Focus on

laboratory-grown diamonds



A survey of 5,000 American jewelry consumers conducted by 360 Market Reach on behalf of the De Beers Group has revealed that even as affluent consumers were purchasing more high-value natural diamond jewelry, they also were becoming increasingly aware jewelry set with laboratory-grown diamonds, and also were open to buying them. But they do not place the two products in the same category.

The results of the survey were published in De Beers’ recently release Diamond Insight Flash Report.

According to the survey, while 47 percent of consumers do not agree with the statement that lab-grown stones are “real,” they will still consider acquiring them because they are “fashionable” and cost less than natural diamonds. In short, the man-made diamonds are considered to be new, modern, fun, and appealing for impulse or self-purchase.

The survey also indicated that there is a weakening in any consumer belief that has existed that lab-grown diamonds are somehow more socially conscious or environmentally responsible, with an agreement with such statements are 8 percent less believable when compared to the results of an earlier survey.


Laboratory-grown diamonds are increasingly being seen as a possibly gaudy, but certainly legitimate jewelry product alternative. As they mainstream, the De Beers survey indicated, they are becoming increasingly identified with providing “flash for cash.”

When asked who should buy the lab-grown stones,  55 percent of women say “myself,” making them a self-purchase item in serious competition with apparel and leather goods.

Meanwhile, consumers differentiate natural diamonds by attributing to them the key category territories of “authentic” (60 percent natural versus 6 percent for lab-grown), “romantic” (41 percent natural versus 6 percent for lab-grown) and “would make me feel special” (37 percent natural versus 3 percent for lab-grown).

During the two years in which the 360 Market Reach survey has been used to track consumer sentiment, the top concerns about lab-grown diamonds has remained that they “not as rare” as natural diamonds and will not retain their value over time.


The perceived lack of rarity and intrinsic value is apparently a primary reason for 7 out of 10 of those consumers surveyed stating that they would not pay more than $1,000 for lab-grown diamond.

As of December 2020, based on De Beers Group Pricing Team data and corroborated by a recently released report by Bain & Co., the lab-grown wholesale price discount to natural polished wholesale prices was roughly 80 percent, meaning that  the lab-grown wholesale price is about 20 percent of the natural wholesale price of equivalent size and quality.

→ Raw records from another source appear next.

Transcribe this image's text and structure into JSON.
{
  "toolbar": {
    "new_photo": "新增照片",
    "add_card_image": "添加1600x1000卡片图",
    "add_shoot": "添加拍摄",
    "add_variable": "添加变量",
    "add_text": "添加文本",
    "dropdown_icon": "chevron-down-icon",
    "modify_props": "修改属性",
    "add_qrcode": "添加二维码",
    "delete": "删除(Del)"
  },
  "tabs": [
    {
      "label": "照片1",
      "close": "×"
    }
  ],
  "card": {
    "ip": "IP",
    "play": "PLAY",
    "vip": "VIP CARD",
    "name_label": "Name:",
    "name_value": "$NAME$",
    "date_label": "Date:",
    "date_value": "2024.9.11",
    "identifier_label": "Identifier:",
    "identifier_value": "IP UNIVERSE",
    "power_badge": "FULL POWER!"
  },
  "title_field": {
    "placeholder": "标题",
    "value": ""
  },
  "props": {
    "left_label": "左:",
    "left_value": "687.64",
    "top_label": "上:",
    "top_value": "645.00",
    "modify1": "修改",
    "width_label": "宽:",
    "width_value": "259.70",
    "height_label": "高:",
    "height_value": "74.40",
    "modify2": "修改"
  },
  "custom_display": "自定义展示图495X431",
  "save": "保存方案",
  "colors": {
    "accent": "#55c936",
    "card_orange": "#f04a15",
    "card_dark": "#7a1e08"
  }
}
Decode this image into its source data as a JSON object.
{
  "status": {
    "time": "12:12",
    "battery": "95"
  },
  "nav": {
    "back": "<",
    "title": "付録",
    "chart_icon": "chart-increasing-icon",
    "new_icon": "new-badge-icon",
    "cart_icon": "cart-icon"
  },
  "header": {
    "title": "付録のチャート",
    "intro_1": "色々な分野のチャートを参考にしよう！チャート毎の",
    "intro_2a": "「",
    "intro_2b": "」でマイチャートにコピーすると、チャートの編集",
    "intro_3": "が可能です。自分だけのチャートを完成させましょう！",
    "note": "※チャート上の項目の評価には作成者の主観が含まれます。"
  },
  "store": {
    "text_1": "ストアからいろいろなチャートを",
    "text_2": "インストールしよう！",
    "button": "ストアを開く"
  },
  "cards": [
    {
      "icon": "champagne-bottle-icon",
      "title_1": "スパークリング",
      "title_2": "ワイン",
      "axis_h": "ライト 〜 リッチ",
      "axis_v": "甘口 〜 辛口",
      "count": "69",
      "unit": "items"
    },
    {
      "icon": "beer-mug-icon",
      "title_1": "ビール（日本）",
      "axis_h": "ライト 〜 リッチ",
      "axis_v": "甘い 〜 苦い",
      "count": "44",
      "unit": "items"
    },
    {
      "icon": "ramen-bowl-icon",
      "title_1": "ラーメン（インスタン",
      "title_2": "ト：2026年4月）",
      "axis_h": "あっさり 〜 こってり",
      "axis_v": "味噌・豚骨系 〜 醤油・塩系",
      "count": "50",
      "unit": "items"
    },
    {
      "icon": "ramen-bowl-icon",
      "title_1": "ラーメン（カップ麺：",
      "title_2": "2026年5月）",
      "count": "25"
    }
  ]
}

While this widening price differential may not affect consumer confidence in the lab-grown product, it could have severe implications for consumer confidence in the jewelry trade. 

*Click to enlarge photo

The just completed De Beers consumer survey shows that, in a scenario where consumers buy lab-grown diamond jewelry and the prices of lab-grown diamonds drops by 50 percent to 60 percent over two years, while natural diamonds remain priced the same or higher, 32 percent of American consumers would be less likely to trust fine jewelry from the same retailer, and 20 percent would just not buy fine jewelry from the same jeweler in future.

All in all, the survey indicated, the overall negative impact of a quick lab-grown diamond price decline would result in 52 percent of customers turning away from the jewelers who sell them the product, with the negative impact being 58 percent for women customers

“We have always sold our LGDs at a fair and transparent price, derived from a reasonable commercial margin above the actual production cost, rather than hitching it to what a natural diamond’s value might be,” said Steve Coe, CEO of of De Beers lab-grown diamond jewelry line, Lightbox Jewelry, as quoted in the Insight Flash Report. “Recent LGD price falls simply indicate that we are today where others will be tomorrow. Around or below $1,000. Exactly where the consumer wants us to be.”